Immersion dans le quotidien des Engagés Volontaires Initiaux à Mourmelon-le-Grand (51)

Immersion dans le quotidien des Engagés Volontaires Initiaux
Ils ont entre 17 et 27 ans et sont volontaires pour intégrer l'armée française. Au camp militaire de Mourmelon-le-Grand (Marne), ils découvrent durant neuf semaines les bases militaires, du maniement des armes à la cohésion du groupe. Interviews : Julien (25 ans). Anthony (20 ans). Emile (25 ans). Vincent, caporal-chef. Commandant Renaud, chef du Centre de formation initial militaire de Mourmelon. Taraina (21 ans). Marie-Noëlle (maman d'Emile). Kévin (27 ans), Anthony (20 ans). - France 3 Champagne-Ardenne - Mathieu Guillerot, Isabelle Griffon, Aurore Scherschell

Ils ont entre 17 et 27 ans et sont volontaires pour intégrer l'Armée française. Au camp militaire de Mourmelon-le-Grand (Marne), ils découvrent durant neuf semaines les bases militaires, du maniement des armes à la cohésion du groupe.

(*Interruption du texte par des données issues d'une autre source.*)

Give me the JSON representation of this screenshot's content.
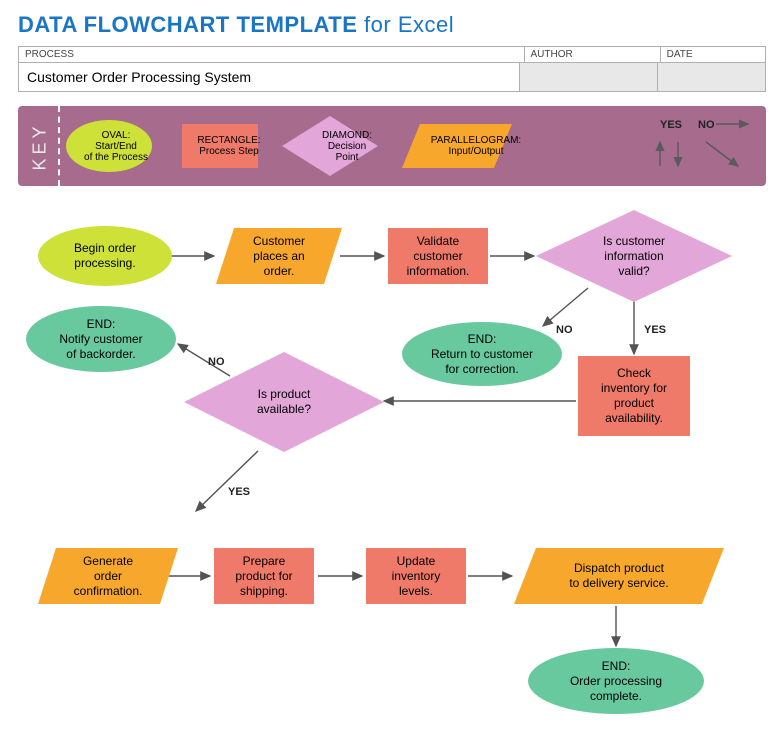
{
  "title_main": "DATA FLOWCHART TEMPLATE",
  "title_suffix": "for Excel",
  "header": {
    "process": "PROCESS",
    "author": "AUTHOR",
    "date": "DATE"
  },
  "process_name": "Customer Order Processing System",
  "author_value": "",
  "date_value": "",
  "key": {
    "label": "KEY",
    "oval": "OVAL:\nStart/End\nof the Process",
    "rect": "RECTANGLE:\nProcess Step",
    "diamond": "DIAMOND:\nDecision\nPoint",
    "para": "PARALLELOGRAM:\nInput/Output",
    "yes": "YES",
    "no": "NO"
  },
  "nodes": {
    "begin": "Begin order\nprocessing.",
    "customer_order": "Customer\nplaces an\norder.",
    "validate": "Validate\ncustomer\ninformation.",
    "is_valid": "Is customer\ninformation\nvalid?",
    "end_backorder": "END:\nNotify customer\nof backorder.",
    "end_return": "END:\nReturn to customer\nfor correction.",
    "is_avail": "Is product\navailable?",
    "check_inv": "Check\ninventory for\nproduct\navailability.",
    "gen_conf": "Generate\norder\nconfirmation.",
    "prepare": "Prepare\nproduct for\nshipping.",
    "update_inv": "Update\ninventory\nlevels.",
    "dispatch": "Dispatch product\nto delivery service.",
    "end_complete": "END:\nOrder processing\ncomplete."
  },
  "labels": {
    "yes": "YES",
    "no": "NO"
  }
}
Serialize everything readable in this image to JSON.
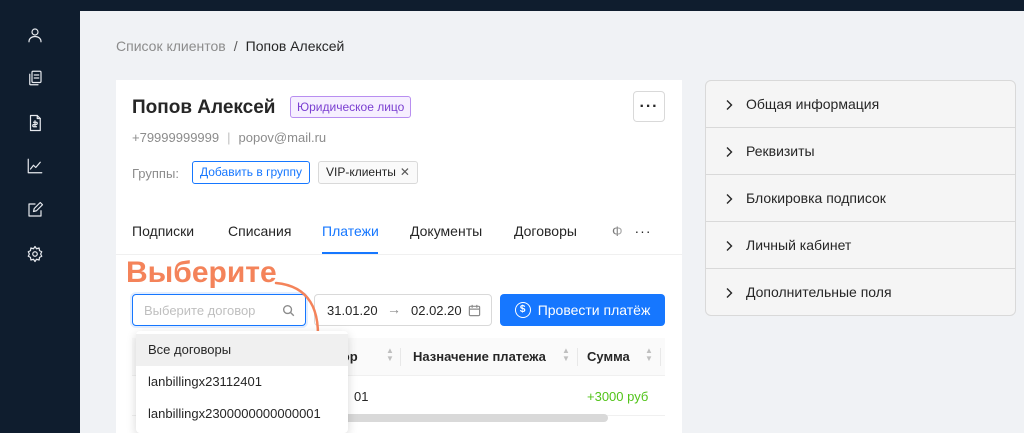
{
  "breadcrumb": {
    "parent": "Список клиентов",
    "separator": "/",
    "current": "Попов Алексей"
  },
  "client": {
    "name": "Попов Алексей",
    "type_badge": "Юридическое лицо",
    "phone": "+79999999999",
    "contact_separator": "|",
    "email": "popov@mail.ru",
    "more_label": "···"
  },
  "groups": {
    "label": "Группы:",
    "add_button": "Добавить в группу",
    "tags": [
      {
        "label": "VIP-клиенты",
        "remove": "✕"
      }
    ]
  },
  "tabs": [
    {
      "label": "Подписки"
    },
    {
      "label": "Списания"
    },
    {
      "label": "Платежи"
    },
    {
      "label": "Документы"
    },
    {
      "label": "Договоры"
    },
    {
      "label": "Ф"
    }
  ],
  "tabs_more": "···",
  "annotation": "Выберите",
  "filters": {
    "contract_placeholder": "Выберите договор",
    "date_from": "31.01.20",
    "date_arrow": "→",
    "date_to": "02.02.20",
    "pay_button": "Провести платёж",
    "pay_icon_glyph": "$"
  },
  "table": {
    "columns": [
      {
        "label": "овор",
        "sortable": true
      },
      {
        "label": "Назначение платежа",
        "sortable": true
      },
      {
        "label": "Сумма",
        "sortable": true
      }
    ],
    "rows": [
      {
        "contract": "01",
        "amount": "+3000 руб"
      }
    ]
  },
  "dropdown": {
    "options": [
      {
        "label": "Все договоры",
        "selected": true
      },
      {
        "label": "lanbillingx23112401"
      },
      {
        "label": "lanbillingx2300000000000001"
      }
    ]
  },
  "side_panels": [
    {
      "label": "Общая информация"
    },
    {
      "label": "Реквизиты"
    },
    {
      "label": "Блокировка подписок"
    },
    {
      "label": "Личный кабинет"
    },
    {
      "label": "Дополнительные поля"
    }
  ],
  "colors": {
    "primary": "#1677ff",
    "sidebar": "#0f1d2e",
    "annotation": "#f4835a",
    "success": "#52c41a",
    "badge_purple": "#7b3fd1"
  },
  "sidebar_icons": [
    "user-icon",
    "copy-documents-icon",
    "invoice-icon",
    "chart-line-icon",
    "edit-square-icon",
    "settings-gear-icon"
  ]
}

Par LG avec Mathieu Guillerot

Comment se déroule cette formation ? Qui sont les futurs soldats de l'Armée française ? Nous proposons une immersion dans le quotidien des Engagés Volontaires Initiaux (EVI).

Nous avons rencontré ces jeunes dans un bois, sur le camp d’entrainement de Mourmelon-le-Grand (Marne). Notre reportage débute dès 6h30 du matin lors du petit déjeuner autour du feu, après une courte nuit rythmée par les tours de garde. Sous leur treillis, une trentaine de jeunes d'une moyenne d'âge de 22 ans. Tous ont accepté de quitter provisoirement famille et foyer pour devenir soldat.

La vie à la maison, c’est de la routine. Á l’Armée, la routine est totalement cassée. Les journées passent plus vite.

Julien, 25 ans.
Nous avons donc mis le cap sur les terrains d'entrainement du camp pour une journée entière d'évaluation. Le premier exercice de la journée pour chaque groupe consiste au démontage et remontage du fusil FAMAS (Fusil d’Assaut fabriqué par la Manufacture d’Armes de Saint-Etienne) en un minimum de temps. Une arme que les militaires doivent savoir parfaitement appréhender dans ses moindres détails.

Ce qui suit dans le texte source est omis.